Ao fechar este texto, sempre provisório pensamos novas linhas de pesquisa e engajamento pensando na Comunidade de San José de la Frontera, os jovens Ezequiel Pedraza e Yona Pedraza Choré, com os tios Pablo e Arcindo que falaram com suas famílias que iam buscar a “mistura” para comer com o milho, o arroz ou a mandioca. Já tinham conseguido um tatu e a intenção era caçar outros animais que estavam sendo cevados para comer com suas famílias. Isso, com a licença do dono da Fazenda São Luiz, seu Getúlio Toshiba. Ainda não falamos com ele nem com o gerente e sua esposa, mas as informações dos Chiquitanos é que conhecem as circunstâncias do acontecido. Tendo como pano de fundo a cultura japonesa Nissei em uma família japonesa-brasileira, sabemos que "no princípio era o TAO". O princípio xintoísta foi estudado pelo missionário jesuíta Mateo Ricci: TAO é PALAVRA e a PALAVRA se fez carne e habitou entre nós neste Natal. Ouvir essas pessoas que falam a Palavra da Verdade faz parte do inquérito policial. Com a sensibilidade do cachorro Turco, os fatos serão revelados e nada permanecerá no oculto. Com a coragem para resgatar a Palavra, por mediação de São João da Cruz, nos encontraremos com Sua luz. Amém.

 

Notas:

[1] O áudio constante na reportagem publicada pelo site projetosolos.com, conforme link.

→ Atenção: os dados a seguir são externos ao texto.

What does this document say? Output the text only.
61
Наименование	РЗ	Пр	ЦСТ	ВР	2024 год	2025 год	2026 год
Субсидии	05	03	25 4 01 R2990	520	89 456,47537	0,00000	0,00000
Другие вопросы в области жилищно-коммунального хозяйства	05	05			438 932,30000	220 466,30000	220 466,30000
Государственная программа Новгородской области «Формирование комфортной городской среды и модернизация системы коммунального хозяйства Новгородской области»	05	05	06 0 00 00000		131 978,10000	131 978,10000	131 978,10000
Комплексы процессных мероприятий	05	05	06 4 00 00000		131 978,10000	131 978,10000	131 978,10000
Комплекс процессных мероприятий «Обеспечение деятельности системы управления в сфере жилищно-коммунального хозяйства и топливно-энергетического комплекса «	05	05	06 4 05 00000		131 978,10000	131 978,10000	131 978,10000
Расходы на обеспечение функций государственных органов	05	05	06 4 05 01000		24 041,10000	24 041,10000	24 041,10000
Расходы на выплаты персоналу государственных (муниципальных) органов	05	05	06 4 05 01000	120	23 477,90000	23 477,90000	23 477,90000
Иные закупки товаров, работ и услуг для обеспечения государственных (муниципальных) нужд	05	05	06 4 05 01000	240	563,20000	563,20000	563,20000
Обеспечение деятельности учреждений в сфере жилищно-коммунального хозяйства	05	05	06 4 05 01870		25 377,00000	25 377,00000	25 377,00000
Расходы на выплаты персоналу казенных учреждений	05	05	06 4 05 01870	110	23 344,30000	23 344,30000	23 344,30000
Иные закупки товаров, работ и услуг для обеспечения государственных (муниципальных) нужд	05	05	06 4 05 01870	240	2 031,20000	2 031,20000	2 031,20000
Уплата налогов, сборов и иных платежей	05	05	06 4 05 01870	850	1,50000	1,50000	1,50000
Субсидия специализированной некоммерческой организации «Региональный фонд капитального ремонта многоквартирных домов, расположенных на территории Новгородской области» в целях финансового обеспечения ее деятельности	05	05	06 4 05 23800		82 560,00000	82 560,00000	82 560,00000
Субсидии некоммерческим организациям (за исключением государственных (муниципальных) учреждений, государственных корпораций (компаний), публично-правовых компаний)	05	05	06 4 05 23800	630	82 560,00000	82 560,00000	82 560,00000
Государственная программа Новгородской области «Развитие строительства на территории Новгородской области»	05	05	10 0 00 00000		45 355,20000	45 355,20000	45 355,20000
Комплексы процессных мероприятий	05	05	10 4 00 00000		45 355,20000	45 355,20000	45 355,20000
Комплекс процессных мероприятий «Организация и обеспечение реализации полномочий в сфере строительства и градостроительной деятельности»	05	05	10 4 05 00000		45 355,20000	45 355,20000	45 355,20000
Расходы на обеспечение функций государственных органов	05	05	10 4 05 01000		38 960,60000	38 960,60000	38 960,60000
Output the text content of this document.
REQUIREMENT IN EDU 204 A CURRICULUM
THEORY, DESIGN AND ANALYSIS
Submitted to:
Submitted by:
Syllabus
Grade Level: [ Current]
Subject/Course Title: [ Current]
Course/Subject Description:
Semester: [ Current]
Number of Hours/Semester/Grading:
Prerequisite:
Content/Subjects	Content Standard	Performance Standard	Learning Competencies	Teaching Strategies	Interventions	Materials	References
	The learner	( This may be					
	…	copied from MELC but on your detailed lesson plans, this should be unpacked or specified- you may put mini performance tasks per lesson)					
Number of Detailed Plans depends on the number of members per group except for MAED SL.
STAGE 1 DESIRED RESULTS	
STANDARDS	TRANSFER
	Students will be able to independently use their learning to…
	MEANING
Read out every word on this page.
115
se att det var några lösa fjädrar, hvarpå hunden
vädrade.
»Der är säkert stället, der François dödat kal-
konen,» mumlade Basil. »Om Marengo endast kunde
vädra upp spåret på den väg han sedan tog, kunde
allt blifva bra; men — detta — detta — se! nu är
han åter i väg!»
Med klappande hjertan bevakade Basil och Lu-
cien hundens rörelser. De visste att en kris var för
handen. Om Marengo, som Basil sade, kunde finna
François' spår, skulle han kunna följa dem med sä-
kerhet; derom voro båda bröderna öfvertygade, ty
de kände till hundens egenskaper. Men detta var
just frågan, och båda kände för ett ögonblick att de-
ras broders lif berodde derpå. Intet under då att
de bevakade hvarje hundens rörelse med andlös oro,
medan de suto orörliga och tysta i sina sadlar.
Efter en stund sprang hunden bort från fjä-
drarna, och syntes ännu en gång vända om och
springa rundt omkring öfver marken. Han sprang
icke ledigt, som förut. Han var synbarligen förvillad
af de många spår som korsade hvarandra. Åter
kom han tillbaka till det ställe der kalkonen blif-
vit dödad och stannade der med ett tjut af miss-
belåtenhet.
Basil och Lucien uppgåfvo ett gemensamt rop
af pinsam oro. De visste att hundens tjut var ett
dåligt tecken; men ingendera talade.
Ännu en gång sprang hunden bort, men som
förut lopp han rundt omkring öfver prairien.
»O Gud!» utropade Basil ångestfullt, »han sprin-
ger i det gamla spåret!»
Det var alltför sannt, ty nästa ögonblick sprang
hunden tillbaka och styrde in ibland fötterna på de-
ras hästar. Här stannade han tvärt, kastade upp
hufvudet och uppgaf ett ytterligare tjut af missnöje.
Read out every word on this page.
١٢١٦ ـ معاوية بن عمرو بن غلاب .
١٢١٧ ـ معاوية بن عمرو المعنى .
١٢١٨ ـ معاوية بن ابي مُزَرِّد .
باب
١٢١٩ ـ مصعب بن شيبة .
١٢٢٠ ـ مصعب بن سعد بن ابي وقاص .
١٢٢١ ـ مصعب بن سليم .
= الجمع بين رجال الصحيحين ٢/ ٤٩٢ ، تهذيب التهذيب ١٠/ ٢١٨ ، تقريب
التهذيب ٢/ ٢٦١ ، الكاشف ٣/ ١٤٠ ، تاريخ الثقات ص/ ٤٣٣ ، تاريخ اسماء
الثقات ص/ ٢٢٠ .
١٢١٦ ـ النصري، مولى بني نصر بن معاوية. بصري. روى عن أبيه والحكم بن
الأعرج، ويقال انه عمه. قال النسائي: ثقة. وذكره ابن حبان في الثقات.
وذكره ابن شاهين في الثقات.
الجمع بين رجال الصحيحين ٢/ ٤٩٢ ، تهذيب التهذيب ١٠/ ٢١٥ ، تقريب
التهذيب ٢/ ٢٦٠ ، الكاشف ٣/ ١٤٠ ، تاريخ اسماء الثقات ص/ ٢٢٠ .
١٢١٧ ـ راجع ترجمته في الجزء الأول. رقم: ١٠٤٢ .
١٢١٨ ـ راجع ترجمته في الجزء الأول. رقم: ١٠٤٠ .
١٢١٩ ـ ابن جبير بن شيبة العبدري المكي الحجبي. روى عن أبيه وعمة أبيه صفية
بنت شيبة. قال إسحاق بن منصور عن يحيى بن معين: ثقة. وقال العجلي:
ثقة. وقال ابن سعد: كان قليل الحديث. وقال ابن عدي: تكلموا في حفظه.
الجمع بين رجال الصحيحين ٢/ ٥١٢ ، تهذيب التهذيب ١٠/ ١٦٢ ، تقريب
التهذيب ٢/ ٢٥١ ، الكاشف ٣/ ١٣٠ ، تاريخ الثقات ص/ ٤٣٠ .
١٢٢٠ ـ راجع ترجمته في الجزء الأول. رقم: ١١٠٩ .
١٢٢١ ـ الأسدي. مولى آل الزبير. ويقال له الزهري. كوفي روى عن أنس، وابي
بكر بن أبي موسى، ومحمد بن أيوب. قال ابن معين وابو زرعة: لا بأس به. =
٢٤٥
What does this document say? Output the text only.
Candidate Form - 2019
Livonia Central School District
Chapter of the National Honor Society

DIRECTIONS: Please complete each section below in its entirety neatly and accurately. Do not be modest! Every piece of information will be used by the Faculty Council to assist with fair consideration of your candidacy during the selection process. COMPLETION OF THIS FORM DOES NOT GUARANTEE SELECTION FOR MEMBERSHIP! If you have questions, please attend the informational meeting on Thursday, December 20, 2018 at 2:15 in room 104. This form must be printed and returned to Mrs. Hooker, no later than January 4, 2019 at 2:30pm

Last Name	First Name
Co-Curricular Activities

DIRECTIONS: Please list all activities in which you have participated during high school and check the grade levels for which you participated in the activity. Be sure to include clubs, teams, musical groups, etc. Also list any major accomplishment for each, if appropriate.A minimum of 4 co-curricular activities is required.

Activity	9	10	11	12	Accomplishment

[2] Existe uma Fundação criada pelo acordo empresarial GasOriente da Bolívia e GasOcidente do Brasil que se chama FCBC (Fundación para la conservación del Bosque Chiquitano). Essa Fundação tem reputação ruim nas comunidades Chiquitanas, porque compra as lideranças locais e não distribui de forma justa a contrapartida pelos males que o gasoduto deixa nos seus rastros de destruição. Essa Fundação opõe-se à caça porque não compreende o modo cuidadoso de diálogo respeitoso que os Chiquitanos estabelecem entre os seres da natureza com agências humanizadas.